I have a list of service tickets by date. All I want to do is create a record set which pulls the first service ticket. I tried creating a record set then looping though the gigantic table (linked to a SQL Server database) but after about 449,000 records access gives me that you pushed me too far error and everything becomes “invalid”.

Is there a way to do this just using SQL and not VBA. I think there might be, but I am running into grouping problems when using “Distinct”. Or is there a way to deal with the size limitations with VBA?

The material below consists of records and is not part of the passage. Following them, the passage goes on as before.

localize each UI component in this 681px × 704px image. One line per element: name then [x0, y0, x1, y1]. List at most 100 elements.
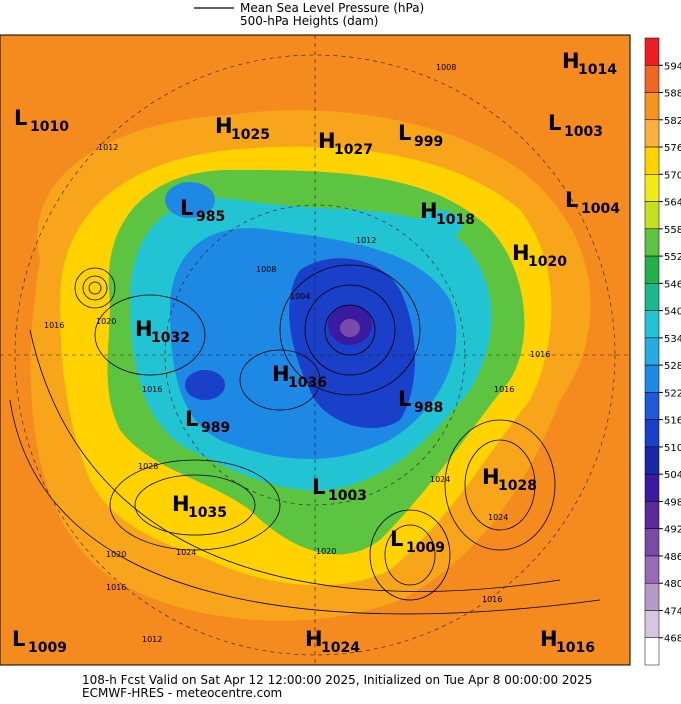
legend-fill-label: 500-hPa Heights (dam): [240, 14, 378, 28]
colorbar-swatch: [644, 201, 660, 230]
colorbar-swatch: [644, 228, 660, 257]
center-pressure: 1003: [328, 488, 367, 504]
colorbar-swatch: [644, 364, 660, 393]
contour-label: 1016: [142, 385, 162, 394]
colorbar-swatch: [644, 255, 660, 284]
center-pressure: 1027: [334, 142, 373, 158]
colorbar-label: 480: [664, 579, 681, 590]
center-letter: H: [562, 49, 580, 73]
center-letter: H: [215, 114, 233, 138]
colorbar-swatch: [644, 92, 660, 121]
contour-label: 1012: [142, 635, 162, 644]
center-pressure: 1036: [288, 375, 327, 391]
colorbar-label: 528: [664, 361, 681, 372]
center-pressure: 1032: [151, 330, 190, 346]
colorbar-swatch: [644, 119, 660, 148]
center-pressure: 1025: [231, 127, 270, 143]
center-pressure: 1020: [528, 254, 567, 270]
center-letter: L: [398, 121, 411, 145]
center-letter: H: [172, 492, 190, 516]
center-pressure: 1016: [556, 640, 595, 656]
colorbar-label: 594: [664, 61, 681, 72]
contour-label: 1024: [430, 475, 450, 484]
contour-label: 1012: [98, 143, 118, 152]
colorbar-swatch: [644, 174, 660, 202]
center-pressure: 1024: [321, 640, 360, 656]
colorbar-swatch: [644, 473, 660, 502]
colorbar-label: 540: [664, 307, 681, 318]
contour-label: 1016: [530, 350, 550, 359]
colorbar-label: 576: [664, 143, 681, 154]
center-letter: L: [398, 387, 411, 411]
contour-label: 1024: [488, 513, 508, 522]
colorbar-label: 474: [664, 606, 681, 617]
center-pressure: 1004: [581, 201, 620, 217]
contour-label: 1020: [316, 547, 336, 556]
colorbar-swatch: [644, 392, 660, 420]
center-pressure: 985: [196, 209, 225, 225]
center-letter: L: [390, 527, 403, 551]
contour-label: 1020: [106, 550, 126, 559]
center-letter: H: [512, 241, 530, 265]
colorbar-swatch: [644, 582, 660, 611]
center-pressure: 988: [414, 400, 443, 416]
colorbar-swatch: [644, 528, 660, 557]
colorbar-label: 498: [664, 497, 681, 508]
colorbar-swatch: [644, 501, 660, 529]
center-pressure: 1003: [564, 124, 603, 140]
center-pressure: 1028: [498, 478, 537, 494]
colorbar-label: 486: [664, 552, 681, 563]
contour-label: 1012: [356, 236, 376, 245]
legend-line-label: Mean Sea Level Pressure (hPa): [240, 1, 424, 15]
colorbar-label: 558: [664, 225, 681, 236]
center-letter: H: [318, 129, 336, 153]
colorbar-label: 534: [664, 334, 681, 345]
center-letter: L: [565, 188, 578, 212]
colorbar-label: 504: [664, 470, 681, 481]
contour-label: 1028: [138, 462, 158, 471]
contour-label: 1016: [494, 385, 514, 394]
center-letter: L: [312, 475, 325, 499]
center-pressure: 989: [201, 420, 230, 436]
contour-label: 1024: [176, 548, 196, 557]
center-letter: H: [272, 362, 290, 386]
colorbar-label: 564: [664, 198, 681, 209]
contour-label: 1008: [256, 265, 276, 274]
center-letter: L: [180, 196, 193, 220]
center-pressure: 1035: [188, 505, 227, 521]
colorbar-label: 522: [664, 388, 681, 399]
colorbar-label: 510: [664, 443, 681, 454]
colorbar-swatch: [644, 446, 660, 475]
map: [0, 35, 630, 665]
colorbar-swatch: [644, 37, 660, 66]
colorbar-swatch: [644, 637, 660, 666]
center-letter: L: [14, 106, 27, 130]
contour-label: 1016: [482, 595, 502, 604]
colorbar-label: 588: [664, 89, 681, 100]
center-pressure: 1009: [28, 640, 67, 656]
contour-labels: 1008 1012 1012 1016 1020 1016 1028 1024 1020 1016…: [44, 63, 550, 644]
center-pressure: 1018: [436, 212, 475, 228]
colorbar-label: 546: [664, 279, 681, 290]
colorbar-label: 570: [664, 170, 681, 181]
colorbar-swatch: [644, 310, 660, 339]
colorbar-swatch: [644, 146, 660, 175]
center-letter: H: [135, 317, 153, 341]
colorbar-label: 516: [664, 416, 681, 427]
colorbar: 594 588 582 576 570 564 558 552 546 540 534 528 522 5…: [644, 37, 681, 666]
footer-source: ECMWF-HRES - meteocentre.com: [82, 686, 282, 700]
colorbar-label: 582: [664, 116, 681, 127]
footer-valid: 108-h Fcst Valid on Sat Apr 12 12:00:00 …: [82, 673, 592, 687]
colorbar-swatch: [644, 337, 660, 366]
center-pressure: 999: [414, 134, 443, 150]
colorbar-swatch: [644, 610, 660, 638]
center-letter: H: [482, 465, 500, 489]
colorbar-label: 468: [664, 634, 681, 645]
center-pressure: 1009: [406, 540, 445, 556]
colorbar-label: 552: [664, 252, 681, 263]
center-letter: H: [305, 627, 323, 651]
center-pressure: 1014: [578, 62, 617, 78]
contour-label: 1008: [436, 63, 456, 72]
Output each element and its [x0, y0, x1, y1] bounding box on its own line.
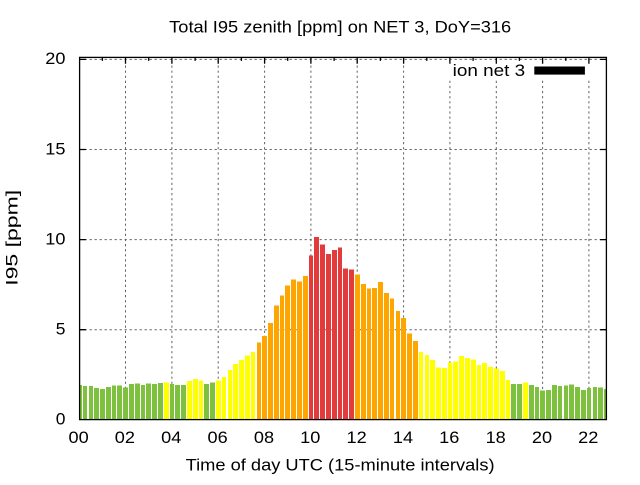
svg-text:14: 14	[393, 429, 413, 447]
svg-text:Time of day UTC (15-minute int: Time of day UTC (15-minute intervals)	[186, 457, 495, 475]
svg-text:20: 20	[532, 429, 552, 447]
svg-text:00: 00	[69, 429, 89, 447]
svg-text:ion net 3: ion net 3	[453, 62, 526, 80]
svg-text:02: 02	[115, 429, 135, 447]
svg-text:I95 [ppm]: I95 [ppm]	[4, 190, 22, 286]
svg-text:18: 18	[486, 429, 506, 447]
svg-text:5: 5	[56, 321, 66, 339]
svg-text:10: 10	[45, 230, 65, 248]
svg-text:16: 16	[439, 429, 459, 447]
svg-text:22: 22	[578, 429, 598, 447]
svg-text:04: 04	[161, 429, 181, 447]
svg-text:06: 06	[208, 429, 228, 447]
svg-text:10: 10	[300, 429, 320, 447]
svg-text:20: 20	[45, 50, 65, 68]
svg-text:0: 0	[56, 411, 66, 429]
svg-text:12: 12	[347, 429, 367, 447]
svg-text:08: 08	[254, 429, 274, 447]
svg-text:15: 15	[45, 140, 65, 158]
svg-text:Total I95 zenith [ppm] on NET: Total I95 zenith [ppm] on NET 3, DoY=316	[169, 19, 511, 37]
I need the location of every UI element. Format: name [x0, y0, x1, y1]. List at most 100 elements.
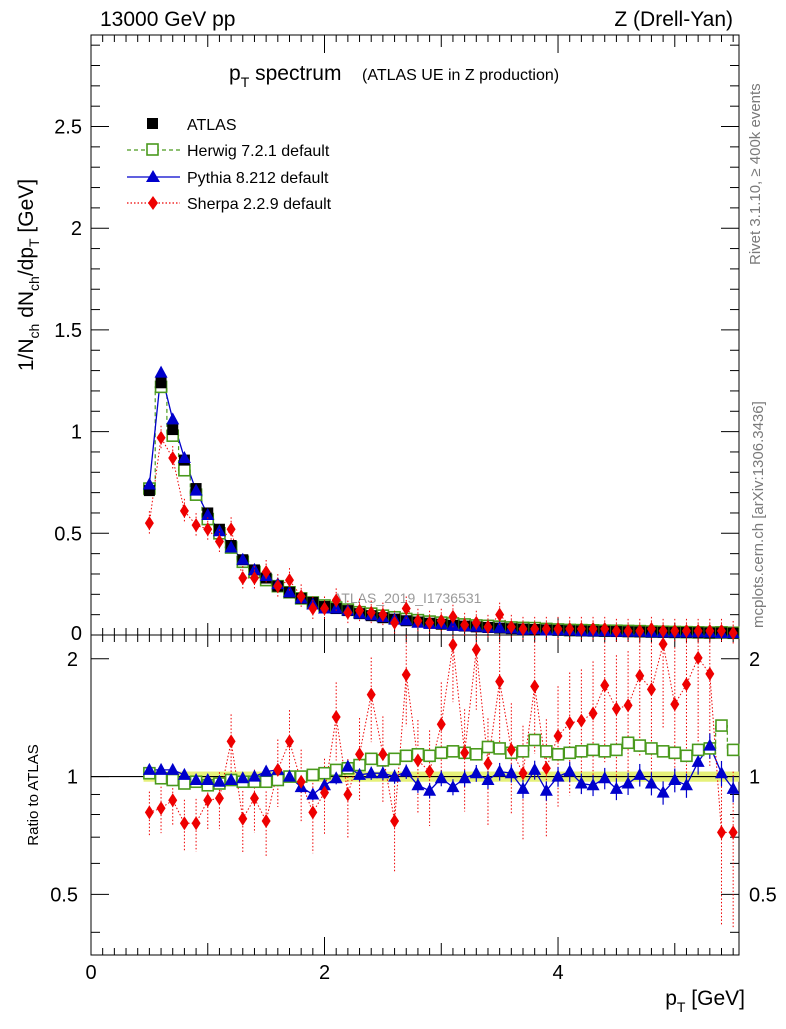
ratio-point-sherpa — [670, 697, 680, 712]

Any help would be fantastic.

Thanks,
Gary
 
I'd try running a query on server side, not client side, which may be what is happening here. When you say you use VBA to loop through the recordset, do you know for sure it's working with few rows at a time, not requesting the *entire* dataset across the wire?

To prevent this, either use a stored procedure and call it or make a SQL passthrough query. I'd try former first.
 
Nope...

No that's not the issue. First off I don't think i can run VBA on the server side... can I? Secondly if i knew what SQL code I could use to do this in one shot and not use VBA... I'd run the thing in SQL Query analyzer.... but I don't so that was kind of my question.... I imported those tables into access and it still bombs... the tables are just too big I guess.

So my question is: how do I loop though giant tables without bombing, or what is the SQL code to get the first record of each ticket, using ticket_Date?
 
No, you only use VBA to call a stored procedure to make it run on server's side.

Let's say you create a stored procedure in SQL server and call it foo.

You then make a SQL Pass through Query and type in this line:

Code:
CALL foo;
.

If you want it to return a result set, make sure it will do. (Check the properties window).
Enter the ODBC connection string as well in same window.

Then in VBA you would do something like this:

Code:
Private Sub bar()

Dim qdf as QueryDef
Dim rst as Recordset

Set qdf=Currentdb.QueryDefs("foo")

qdf.Execute

Set rst= qdf.OpenRecordset

'Do whatever you wanted to do with it; make it a recordset of a report or a form for viewing or something.

End Sub

You'll need to look up on the documentations on SQL Server if you need helping writing a stored procedure.
 
gblack remember access has a max file size of 2gb so 1.2-1.5mb per table is nothing. & you havent really made clear what exactly you're trying to achieve you say you want to select the first ticket dat wel http://www.w3schools.com/sql/func_first.asp look their.

Oh and i've got some loops running through my asset database which has 27million+ records and i dont get the invalid error its obviously some inconsistency within your db or code. Best thing to do is to open the VBA panel run the code and up on the top tool bar their will be a bit of text saying [running] next to the module name. When you get the invalid does it flag abit of code? zip up your db and post it so we can have a look!